Kasus Korupsi Pengajuan Kredit Fiktif ke Bank Jateng Purwokerto, Terpidana Ajukan PK

Djamal SG
Sidang PK perkara dugaan korupsi terkait kredit fiktif. (Kejari Purwokerto)

Mahkamah Agung telah menolak kasasi kasus korupsi pengajuan kredit fiktif ke Bank Jateng Purwokerto. Kasasi diajukan oleh terdakwa perkara tersebut, yakni pengusaha Moch Waluyo. Setelah kasasi ditolak, Waluyo masih berjuang melalui peninjauan kembali.

Kejari Purwokerto melalui Instagramnya membeberkan bahwa sidang awal PK telah dilaksanakan pada Rabu (11/2/2026) di Pengadilan Tipikor pada Pengadilan Negeri Semarang. Seperti diketahui, setelah sidang awal di Pengadilan Tipikor, berkas akan dikirim ke Mahkamah Agung untuk diproses lebih lanjut melalui majelis hakim PK.

Berdasarkan data di website PN Semarang diketahui bahwa Waluyo divonis bersalah di tingkat pertama. Majelis hakim Pengadilan Tipikor pada PN Semarang menghukum Waluyo 6 tahun bui, denda Rp300 juta subsidair 5 bulan penjara. Waluyo juga dihukum membayar uang pengganti Rp3,8 miliar subsidair 3 tahun penjara.

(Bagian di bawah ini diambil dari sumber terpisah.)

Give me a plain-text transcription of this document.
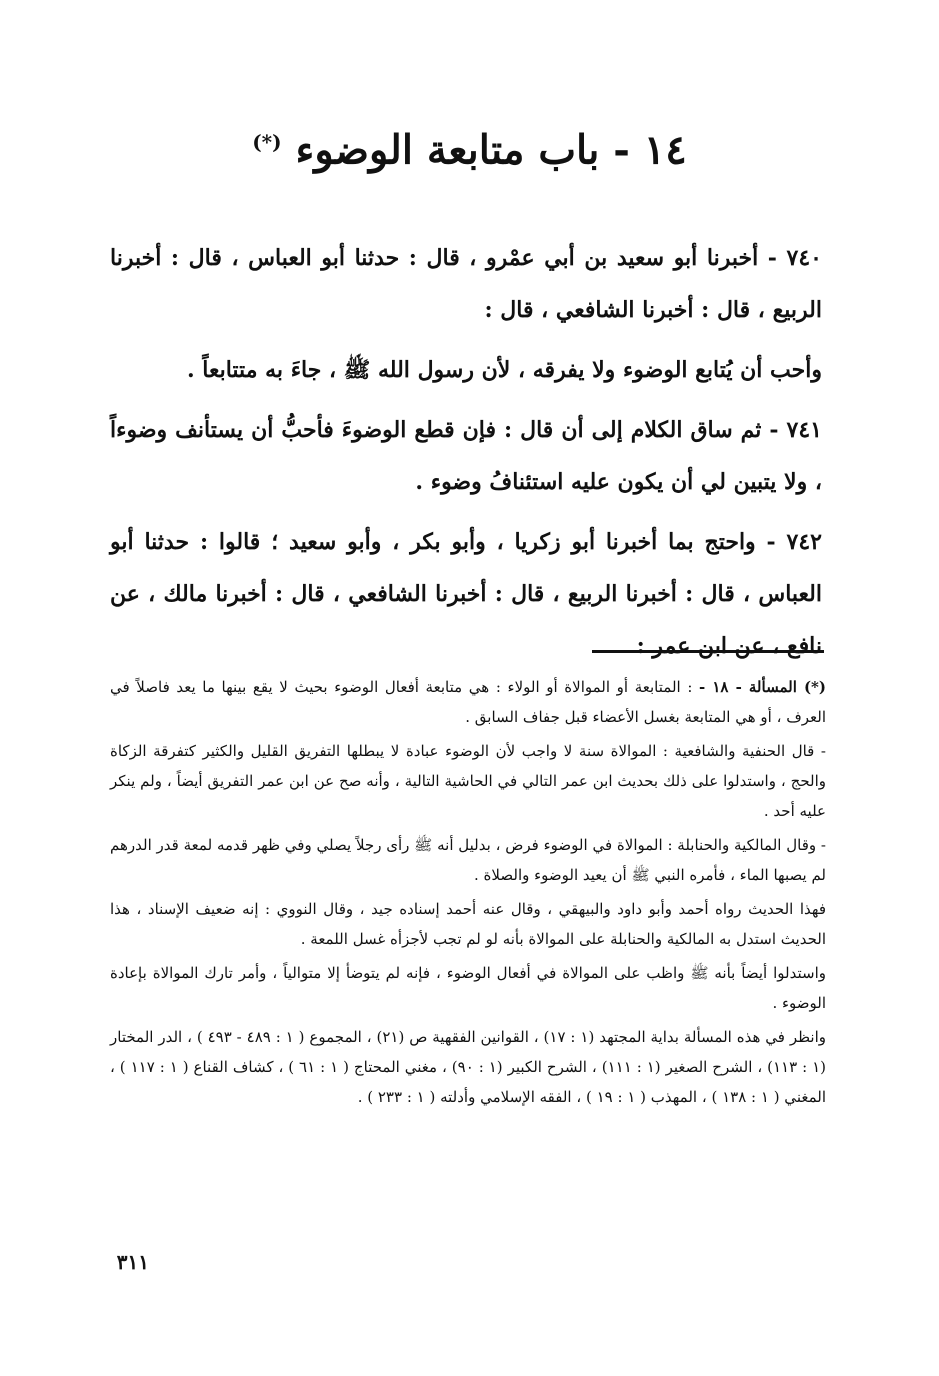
١٤ - باب متابعة الوضوء (*)

٧٤٠ - أخبرنا أبو سعيد بن أبي عمْرو ، قال : حدثنا أبو العباس ، قال : أخبرنا الربيع ، قال : أخبرنا الشافعي ، قال :

وأحب أن يُتابع الوضوء ولا يفرقه ، لأن رسول الله ﷺ ، جاءَ به متتابعاً .

٧٤١ - ثم ساق الكلام إلى أن قال : فإن قطع الوضوءَ فأحبُّ أن يستأنف وضوءاً ، ولا يتبين لي أن يكون عليه استئنافُ وضوء .

٧٤٢ - واحتج بما أخبرنا أبو زكريا ، وأبو بكر ، وأبو سعيد ؛ قالوا : حدثنا أبو العباس ، قال : أخبرنا الربيع ، قال : أخبرنا الشافعي ، قال : أخبرنا مالك ، عن نافع ، عن ابن عمر :

(*) المسألة - ١٨ - : المتابعة أو الموالاة أو الولاء : هي متابعة أفعال الوضوء بحيث لا يقع بينها ما يعد فاصلاً في العرف ، أو هي المتابعة بغسل الأعضاء قبل جفاف السابق .

- قال الحنفية والشافعية : الموالاة سنة لا واجب لأن الوضوء عبادة لا يبطلها التفريق القليل والكثير كتفرقة الزكاة والحج ، واستدلوا على ذلك بحديث ابن عمر التالي في الحاشية التالية ، وأنه صح عن ابن عمر التفريق أيضاً ، ولم ينكر عليه أحد .

- وقال المالكية والحنابلة : الموالاة في الوضوء فرض ، بدليل أنه ﷺ رأى رجلاً يصلي وفي ظهر قدمه لمعة قدر الدرهم لم يصبها الماء ، فأمره النبي ﷺ أن يعيد الوضوء والصلاة .

فهذا الحديث رواه أحمد وأبو داود والبيهقي ، وقال عنه أحمد إسناده جيد ، وقال النووي : إنه ضعيف الإسناد ، هذا الحديث استدل به المالكية والحنابلة على الموالاة بأنه لو لم تجب لأجزأه غسل اللمعة .

واستدلوا أيضاً بأنه ﷺ واظب على الموالاة في أفعال الوضوء ، فإنه لم يتوضأ إلا متوالياً ، وأمر تارك الموالاة بإعادة الوضوء .

وانظر في هذه المسألة بداية المجتهد (١ : ١٧) ، القوانين الفقهية ص (٢١) ، المجموع ( ١ : ٤٨٩ - ٤٩٣ ) ، الدر المختار (١ : ١١٣) ، الشرح الصغير (١ : ١١١) ، الشرح الكبير (١ : ٩٠) ، مغني المحتاج ( ١ : ٦١ ) ، كشاف القناع ( ١ : ١١٧ ) ، المغني ( ١ : ١٣٨ ) ، المهذب ( ١ : ١٩ ) ، الفقه الإسلامي وأدلته ( ١ : ٢٣٣ ) .

٣١١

Setelah vonis di tingkat pertama itu, Waluyo mengajukan banding dan ditolak, kemudian dia juga kalah di kasasi. Kini, dia berjuang melalui PK.

Latar Kasus Kredit Fiktif

Perkara ini terjadi pada 2016. Saat itu, Waluyo yang merupakan pengusaha mengajukan kredit ke Bank Jateng Purwokerto sebesar Rp 10 miliar untuk pembiayaan proyek pembangunan rel ganda kereta api. Belakangan diketahui bahwa proyek itu fiktif. Waluyo kemudian tidak dapat melunasi utang dan hanya dapat mengembalikan Rp 6 miliar. Sisanya, ditanggung asuransi penjamin kredit.

Baca juga  Persibas Banyumas vs Persikaba Blora Hasilkan Rp168 Juta dari Tiket Penonton

Perkara ini juga melibatkan ASN dari Kementerian Perhubungan yang mengeluarkan dokumen bahwa terpidana seolah-olah mendapat proyek pengadaan batu balas untuk rel ganda sebagai persyaratan pengajuan kredit. ASN tersebut yakni Soesiato Wibowo juga divonis bersalah di PN Tipikor Semarang dan divonis 6 tahun 6 bulan. Setelah mengajukan banding dan kasasi, kini perkara Soesianto diproses di Peninjauan Kembali (PK).